Alla luce di questi numeri, è ancora più deludente ricordare che l’ultimo vertice tra gli otto Paesi membri dell’Amazon Cooperation Treaty Organization (Bolivia, Brasile, Colombia, Ecuador, Guyana, Perù, Suriname e Venezuela), tenutosi a Belem lo scorso 10 agosto, si sia praticamente concluso con un nulla di fatto, e che un leader progressista come Lula stia chiudendo un occhio di fronte all’intenzione di Petrobras, il colosso nazionale dell’energia (lo Stato è azionista di maggioranza con il 50,3%), di estrarre ancora petrolio nel bacino del Rio delle Amazzoni, mettendo in pericolo un intero ecosistema. Nel frattempo, il clima presenta già il conto: una delle più grandi riserve d’acqua del pianeta sta proprio in queste settimane affrontando una siccità senza precedenti, a causa dell’anticiclone El Nino che ormai da 2 anni staziona sull’America Latina, provocando proprio in Brasile ondate di caldo da record, al punto che a Rio de Janeiro durante il recente concerto di Taylor Swift la temperatura percepita è stata di 60 gradi e una ragazza di 23 anni è morta.
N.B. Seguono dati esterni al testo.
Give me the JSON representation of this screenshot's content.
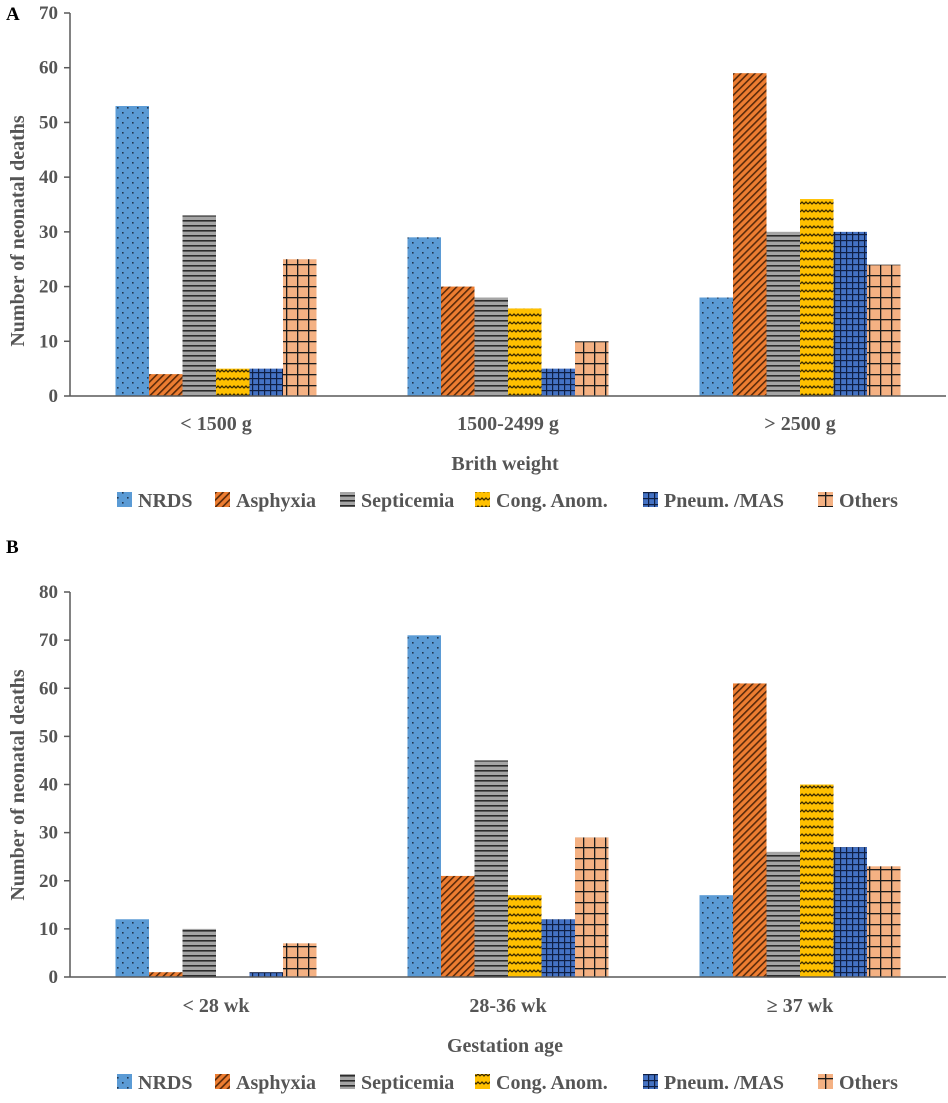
{
  "series_colors": {
    "NRDS": "#5b9bd5",
    "Asphyxia": "#ed7d31",
    "Septicemia": "#a5a5a5",
    "Cong. Anom.": "#ffc000",
    "Pneum. /MAS": "#4472c4",
    "Others": "#f4b183"
  },
  "chart_data": [
    {
      "panel": "A",
      "type": "bar",
      "title": "",
      "xlabel": "Brith weight",
      "ylabel": "Number of neonatal deaths",
      "ylim": [
        0,
        70
      ],
      "ytick_step": 10,
      "categories": [
        "< 1500 g",
        "1500-2499 g",
        "> 2500 g"
      ],
      "series": [
        {
          "name": "NRDS",
          "values": [
            53,
            29,
            18
          ]
        },
        {
          "name": "Asphyxia",
          "values": [
            4,
            20,
            59
          ]
        },
        {
          "name": "Septicemia",
          "values": [
            33,
            18,
            30
          ]
        },
        {
          "name": "Cong. Anom.",
          "values": [
            5,
            16,
            36
          ]
        },
        {
          "name": "Pneum. /MAS",
          "values": [
            5,
            5,
            30
          ]
        },
        {
          "name": "Others",
          "values": [
            25,
            10,
            24
          ]
        }
      ],
      "legend": "bottom"
    },
    {
      "panel": "B",
      "type": "bar",
      "title": "",
      "xlabel": "Gestation age",
      "ylabel": "Number of neonatal deaths",
      "ylim": [
        0,
        80
      ],
      "ytick_step": 10,
      "categories": [
        "< 28 wk",
        "28-36 wk",
        "≥ 37 wk"
      ],
      "series": [
        {
          "name": "NRDS",
          "values": [
            12,
            71,
            17
          ]
        },
        {
          "name": "Asphyxia",
          "values": [
            1,
            21,
            61
          ]
        },
        {
          "name": "Septicemia",
          "values": [
            10,
            45,
            26
          ]
        },
        {
          "name": "Cong. Anom.",
          "values": [
            0,
            17,
            40
          ]
        },
        {
          "name": "Pneum. /MAS",
          "values": [
            1,
            12,
            27
          ]
        },
        {
          "name": "Others",
          "values": [
            7,
            29,
            23
          ]
        }
      ],
      "legend": "bottom"
    }
  ]
}
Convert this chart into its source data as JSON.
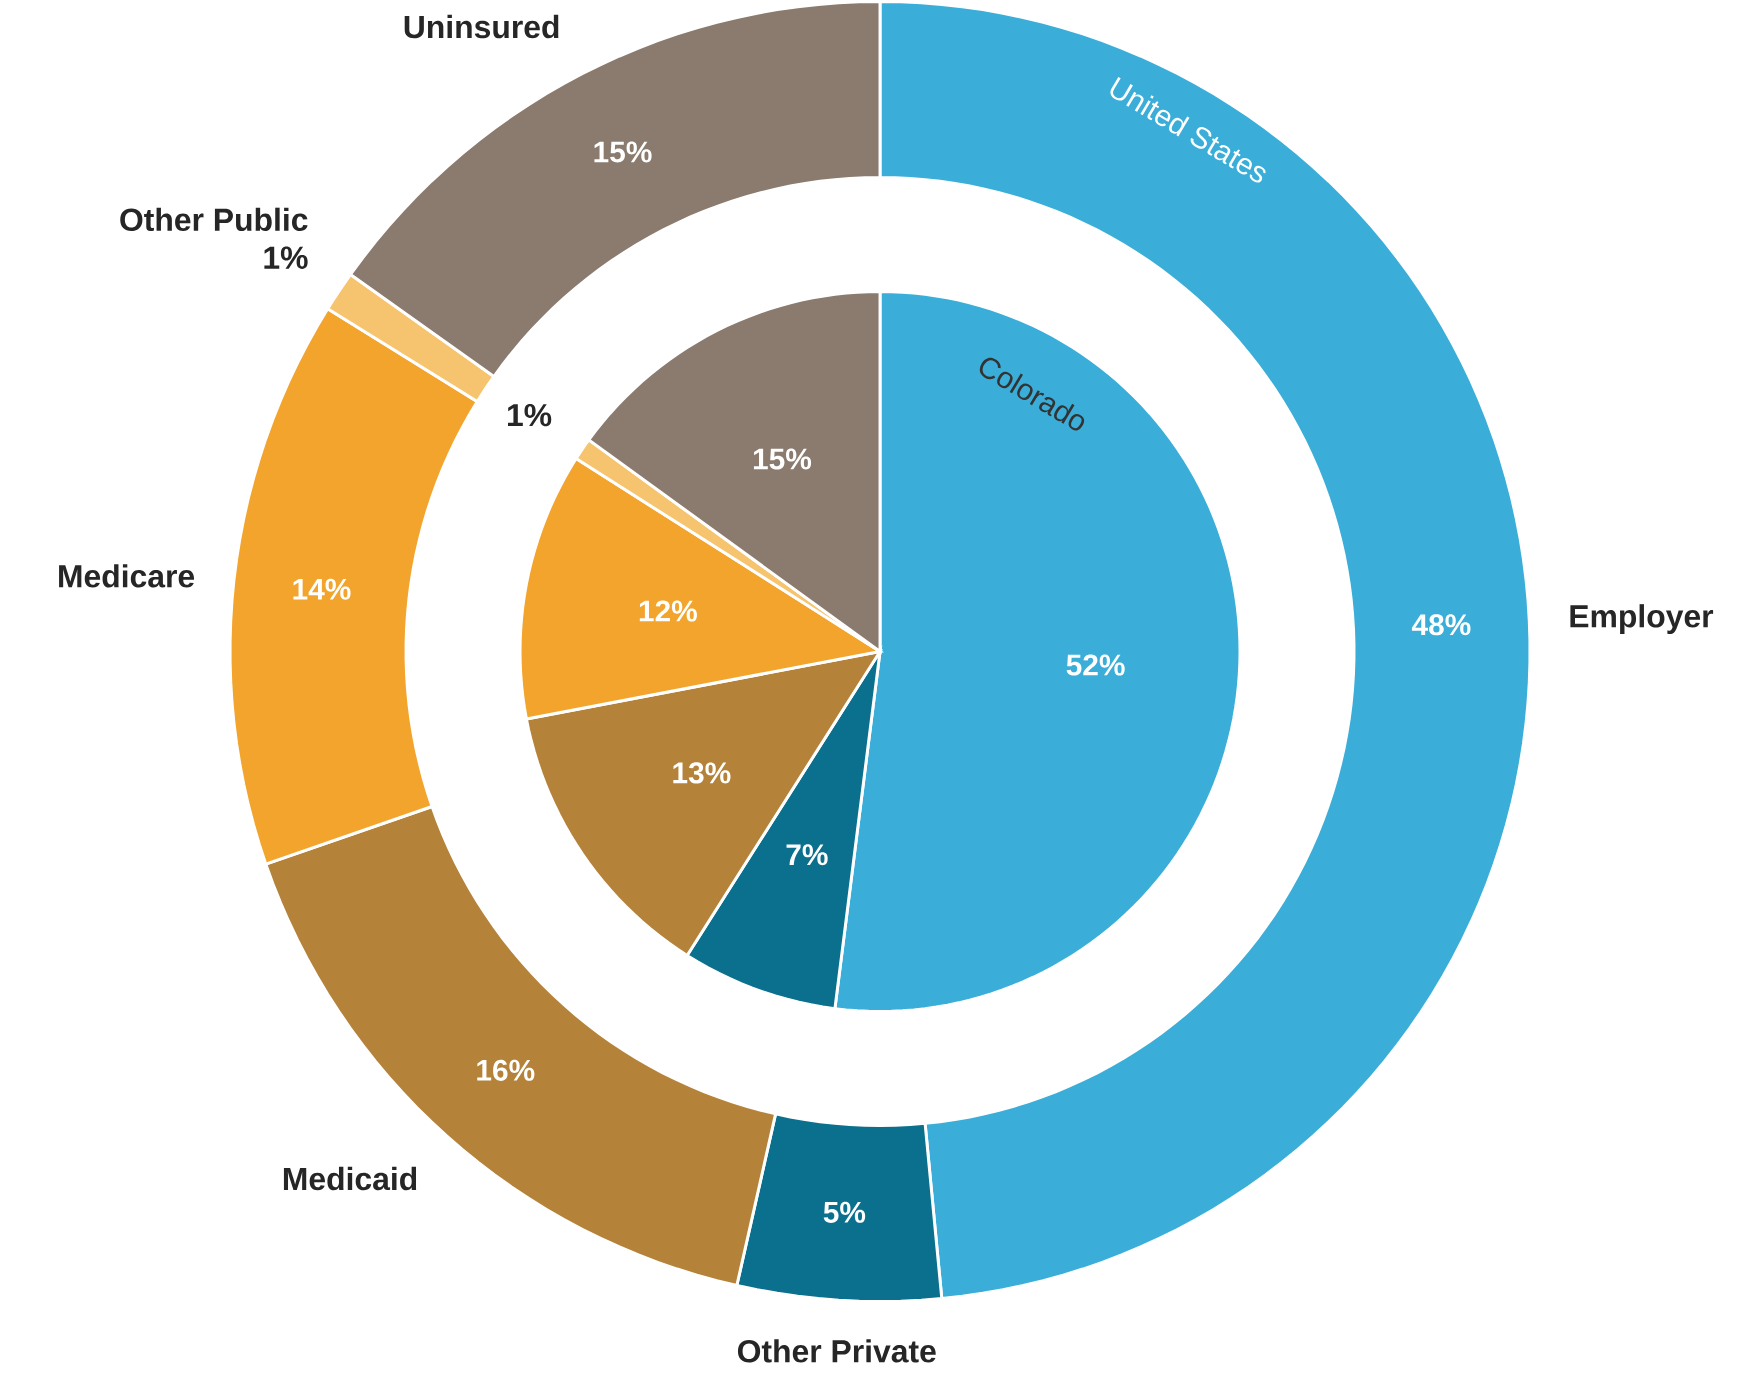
{
  "chart_data": [
    {
      "type": "donut",
      "title": "United States",
      "categories": [
        "Employer",
        "Other Private",
        "Medicaid",
        "Medicare",
        "Other Public",
        "Uninsured"
      ],
      "values": [
        48,
        5,
        16,
        14,
        1,
        15
      ],
      "value_labels": [
        "48%",
        "5%",
        "16%",
        "14%",
        "1%",
        "15%"
      ],
      "colors": [
        "#3aaed8",
        "#0b6f8e",
        "#b5823a",
        "#f2a42d",
        "#f6c46f",
        "#8a7b6e"
      ]
    },
    {
      "type": "pie",
      "title": "Colorado",
      "categories": [
        null,
        null,
        null,
        null,
        null,
        null
      ],
      "values": [
        52,
        7,
        13,
        12,
        1,
        15
      ],
      "value_labels": [
        "52%",
        "7%",
        "13%",
        "12%",
        "1%",
        "15%"
      ],
      "colors": [
        "#3aaed8",
        "#0b6f8e",
        "#b5823a",
        "#f2a42d",
        "#f6c46f",
        "#8a7b6e"
      ]
    }
  ]
}
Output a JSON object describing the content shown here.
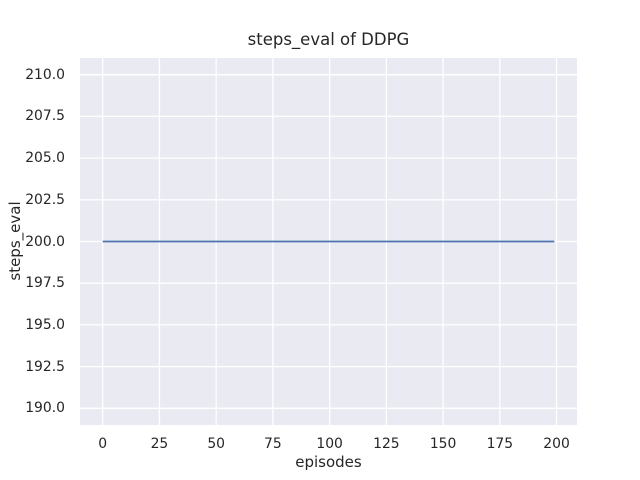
{
  "figure": {
    "background": "#ffffff"
  },
  "chart_data": {
    "type": "line",
    "title": "steps_eval of DDPG",
    "xlabel": "episodes",
    "ylabel": "steps_eval",
    "x_ticks": [
      0,
      25,
      50,
      75,
      100,
      125,
      150,
      175,
      200
    ],
    "x_tick_labels": [
      "0",
      "25",
      "50",
      "75",
      "100",
      "125",
      "150",
      "175",
      "200"
    ],
    "y_ticks": [
      210.0,
      207.5,
      205.0,
      202.5,
      200.0,
      197.5,
      195.0,
      192.5,
      190.0
    ],
    "y_tick_labels": [
      "210.0",
      "207.5",
      "205.0",
      "202.5",
      "200.0",
      "197.5",
      "195.0",
      "192.5",
      "190.0"
    ],
    "xlim": [
      -10,
      209
    ],
    "ylim": [
      189,
      211
    ],
    "grid": true,
    "legend": false,
    "style": "seaborn-darkgrid",
    "plot_background": "#eaeaf2",
    "grid_color": "#ffffff",
    "text_color": "#262626",
    "series": [
      {
        "name": "steps_eval of DDPG",
        "x": [
          0,
          199
        ],
        "y": [
          200,
          200
        ],
        "constant_value": 200,
        "color": "#4c72b0",
        "linewidth": 1.8
      }
    ]
  }
}
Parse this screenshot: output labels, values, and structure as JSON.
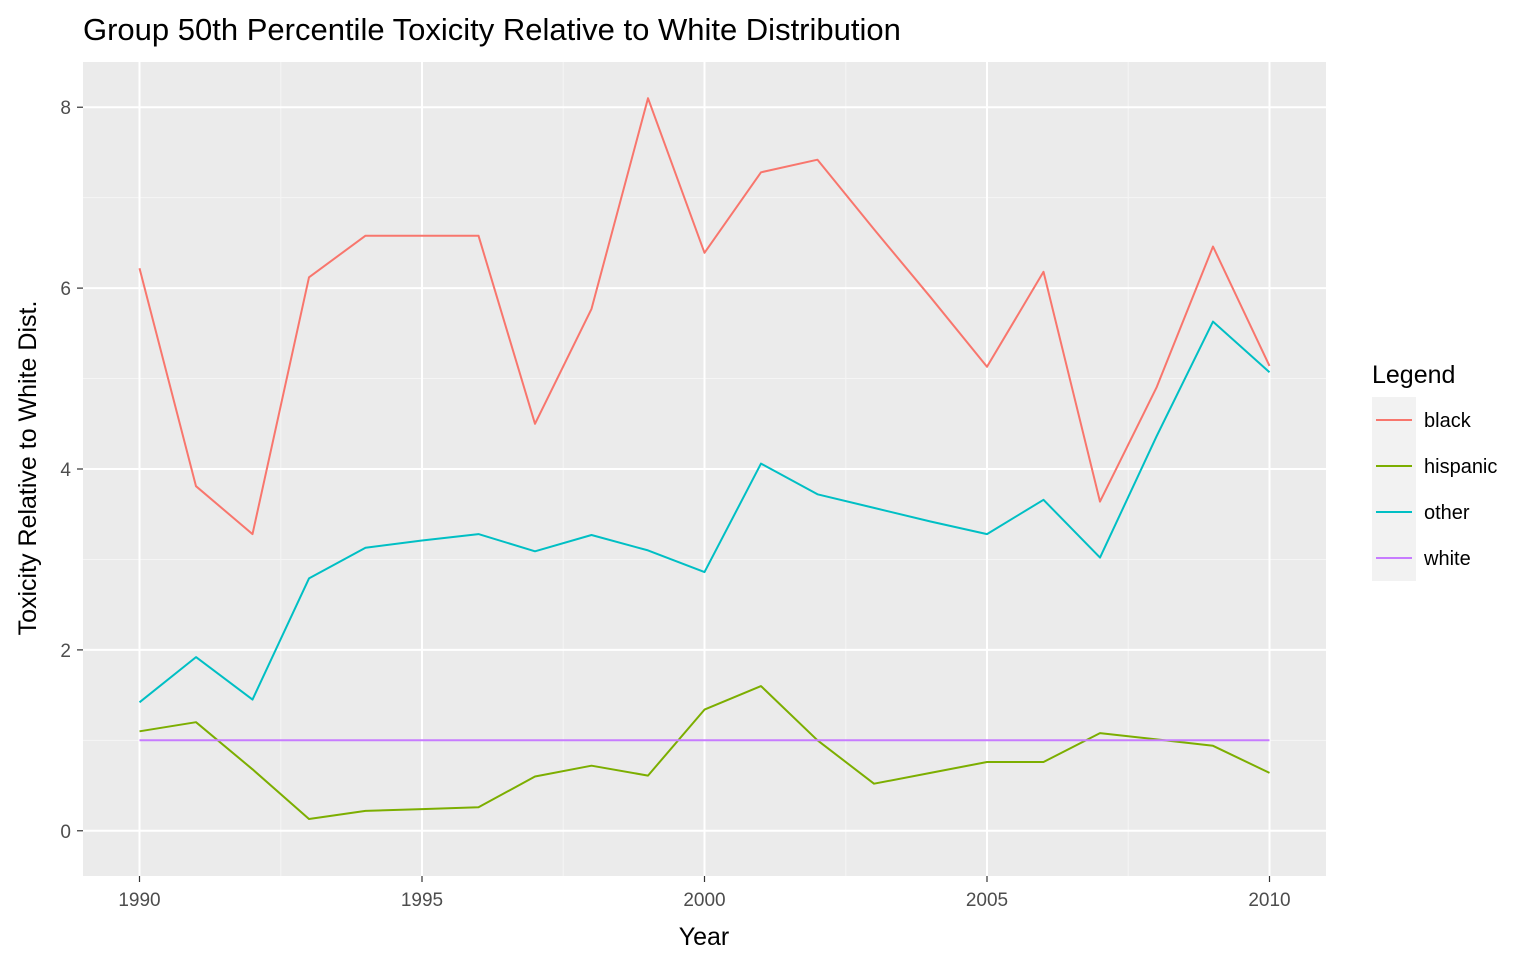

Le immagini dal satellite non lasciano spazio ad interpretazioni, mostrando chiaramente la scomparsa di interi affluenti del Rio delle Amazzoni, il che mette a rischio la sopravvivenza delle popolazioni indigene ma anche un intero sistema economico: secondo la Associação de Defesa Etnoambiental, dalla sopravvivenza dell’Amazzonia e dalle sue piogge dipende il 75 per cento del Pil di tutto il Sudamerica.